Centro Reichiano
Psicologia Corporal
📄 Anais dos Congressos de Psicoterapias Corporais
Trabalho publicado nos Anais

Posturalização dos afetos

Posturalization of affects

Ligia Rhoen Centro Reichiano · Porto Alegre-RS · Brasil fisiorhoden@gmail.com
Anais do 28º Congresso Brasileiro de Psicoterapias Corporais
ISBN 978-65-89012-06-1 · Edição 2025

Resumo

A Psicologia Corporal é uma abordagem terapêutica originada na psicanálise que se dedica aos processos de neurodesenvolvimento, às fases biológicas e evolutivas e às influências sociais que interferem no desenvolvimento emocional e afetivo do indivíduo. Compreende-se que o corpo, em sua forma e funcionamento, constitui a maior expressão do ser. Dessa maneira, torna-se necessária uma releitura histórica sobre como o corpo chegou ao momento presente e como manifesta seus afetos por meio da biomecânica e da postura, ampliando o olhar do psicoterapeuta sobre o paciente e considerando-o não apenas como indivíduo, mas também como integrante de um grupo e de uma história evolutiva.

Palavras-chave: Afetos; Emoções; Postura; Psicologia corporal; Reich.

Abstract

Body Psychology is a therapeutic approach that originated in psychoanalysis and focuses on neurodevelopmental processes, biological and evolutionary stages, and social influences that shape emotional and affective development. It understands the body, in its form and functioning, as the greatest expression of the individual. Therefore, a historical reinterpretation of how the body has reached its current condition and how it manifests affects through biomechanics and posture becomes essential, broadening the psychotherapist's perspective and considering the patient not only as an individual but also as a member of a group and of a broader evolutionary history.

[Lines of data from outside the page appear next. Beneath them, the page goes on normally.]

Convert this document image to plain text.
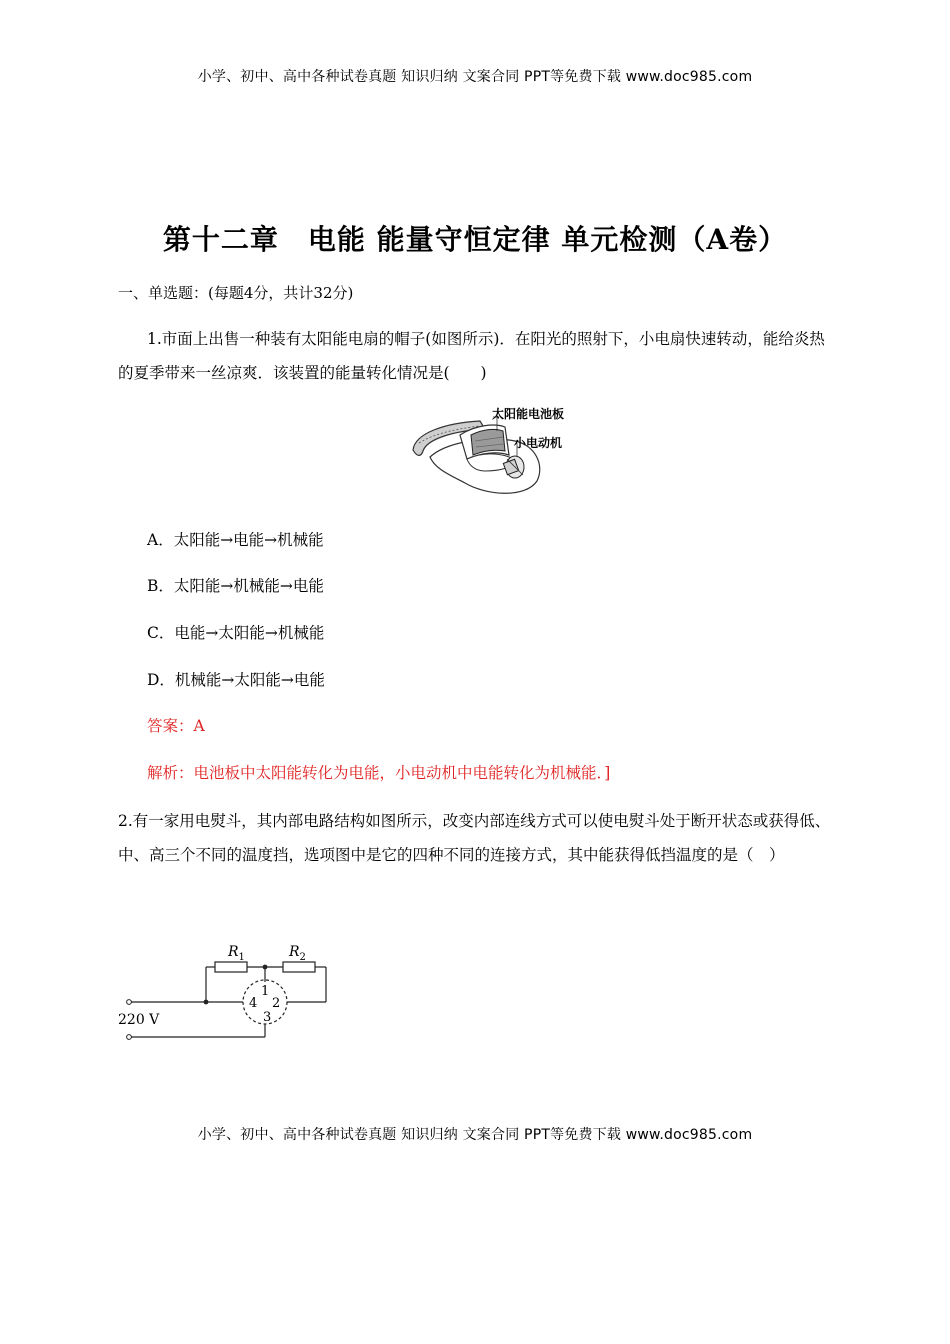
小学、初中、高中各种试卷真题 知识归纳 文案合同 PPT等免费下载 www.doc985.com
第十二章　电能 能量守恒定律 单元检测（A卷）
一、单选题：(每题4分，共计32分)
1.市面上出售一种装有太阳能电扇的帽子(如图所示)．在阳光的照射下，小电扇快速转动，能给炎热的夏季带来一丝凉爽．该装置的能量转化情况是(　　)
太阳能电池板
小电动机
A．太阳能→电能→机械能
B．太阳能→机械能→电能
C．电能→太阳能→机械能
D．机械能→太阳能→电能
答案：A
解析：电池板中太阳能转化为电能，小电动机中电能转化为机械能．]
2.有一家用电熨斗，其内部电路结构如图所示，改变内部连线方式可以使电熨斗处于断开状态或获得低、中、高三个不同的温度挡，选项图中是它的四种不同的连接方式，其中能获得低挡温度的是（　）
$R_1$	$R_2$
1
2
3
4
220 V
小学、初中、高中各种试卷真题 知识归纳 文案合同 PPT等免费下载 www.doc985.com
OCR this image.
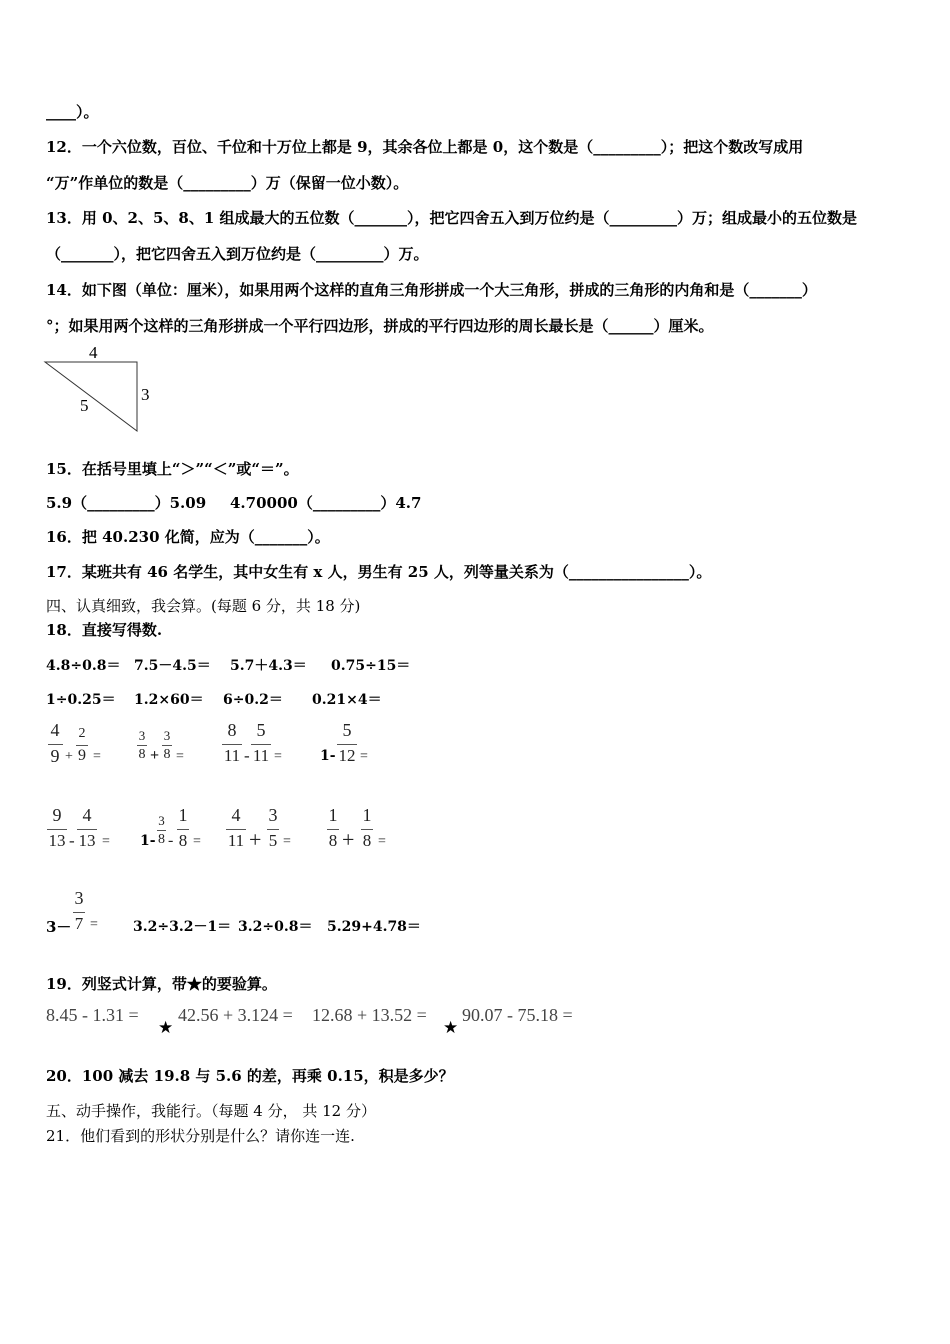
____）。
12．一个六位数，百位、千位和十万位上都是 9，其余各位上都是 0，这个数是（_________）；把这个数改写成用
“万”作单位的数是（_________）万（保留一位小数）。
13．用 0、2、5、8、1 组成最大的五位数（_______），把它四舍五入到万位约是（_________）万；组成最小的五位数是
（_______），把它四舍五入到万位约是（_________）万。
14．如下图（单位：厘米），如果用两个这样的直角三角形拼成一个大三角形，拼成的三角形的内角和是（_______）
°；如果用两个这样的三角形拼成一个平行四边形，拼成的平行四边形的周长最长是（______）厘米。
4
3
5
15．在括号里填上“＞”“＜”或“＝”。
5.9（_________）5.09 4.70000（_________）4.7
16．把 40.230 化简，应为（_______）。
17．某班共有 46 名学生，其中女生有 x 人，男生有 25 人，列等量关系为（________________）。
四、认真细致，我会算。(每题 6 分，共 18 分)
18．直接写得数.
4.8÷0.8＝ 7.5－4.5＝ 5.7＋4.3＝ 0.75÷15＝
1÷0.25＝ 1.2×60＝ 6÷0.2＝ 0.21×4＝
4
9 +
2
9 =
3
8 +
3
8 =
8
11 -
5
11 =	1-
5
12 =
9
13 -
4
13 = 1-
3
8 -
1
8 =
4
11 +
3
5 =
1
8 +
1
8 =
3－
3
7 =	3.2÷3.2－1＝ 3.2÷0.8＝ 5.29+4.78＝
19．列竖式计算，带★的要验算。
8.45 - 1.31 =
★
42.56 + 3.124 = 12.68 + 13.52 =
★
90.07 - 75.18 =
20．100 减去 19.8 与 5.6 的差，再乘 0.15，积是多少？
五、动手操作，我能行。（每题 4 分， 共 12 分）
21．他们看到的形状分别是什么？请你连一连.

Keywords: Affects; Emotions; Posture; Body psychology; Reich.

Introdução

O termo “posturalização dos afetos”, descrito pelo psiquiatra e escritor neoreichiano J.A. Gaiarsa em sua obra “Couraça Muscular do Caráter”, em 2019 – que remonta esse cenário, explicando nossas aquisições funcionais e suas relações com nossas afetações emocionais ao longo do nosso processo evolutivo, respaldando-se na fantástica obra “Análise do Caráter”, do também psiquiatra Wilhelmn Reich – justifica o quanto nossa postura é a maior representação dos nossos afetos e defende que, quando os afetos são livres, ou seja, quando têm a permissão de serem expressados em tempo real, permitem ao ser, sua expressão saudável. Por outro lado, quando este afeto não tem liberdade de expressão, o que ocorre é sua “cristalização”, ou melhor, sua integração na postura do indivíduo, que a materializa e a “encouraça” em sua expressão corporal implícita. Tais expressões implícitas podem passar despercebidas pela maioria das pessoas e, principalmente, pelo próprio indivíduo, porém, um psicoterapeuta corporal que seja bem treinado consegue identificar esses encouraçamentos e utilizar destas percepções para auxiliar o paciente a trazer à tona esses afetos não sublimados, para que possam ser devidamente elaborados.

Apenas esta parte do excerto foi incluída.